After all the discussion raised by this old question, I am wondering about a somewhat complementary one:
For any given rectangle, does there exist a finite set of pairwise different isosceles triangles which tile it?
It is easy to tile e.g. a $1\times a$ rectangle for $1<a<2$ by four isosceles triangles, but with two of them being equal. In the case that $a=\sqrt{\frac{5-\sqrt{5}}2}$, we are lucky and can split one of those into two smaller ones, obtaining a tiling into 5 different isosceles triangles (with all occurring angles being multiples of $\frac\pi{10}$).
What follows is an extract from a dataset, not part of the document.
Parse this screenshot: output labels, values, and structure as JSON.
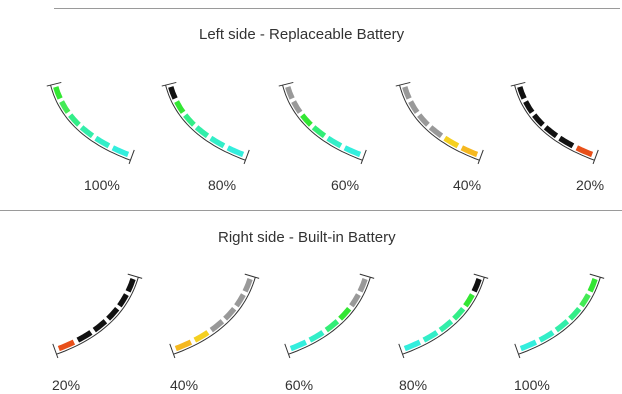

BTW, we can iterate that by splitting the blue triangle again etc., getting tilings of the same rectangle into $k$ different isosceles triangles for all $k\ge5$.
I am quite sure the answer to the initial question is no, and it may even be interesting to restrict it to the following:
For which other rectangles is such a tiling known to exist?
And possibly, it doesn't even make a difference if we allow an infinite set of pairwise different isosceles triangles!
Best Answer
As Noam Elkies has observed, any acute non-isosceles triangle can be tiled by three pairwise non-congruent isosceles triangles, by connecting each vertex to the circumcenter. There are lots of ways to partition any rectangle into non-congruent non-isosceles triangles, each of which can be replaced by three isosceles triangles, and I think it should be easy to find a partition for which this construction produces non-congruent isosceles triangles.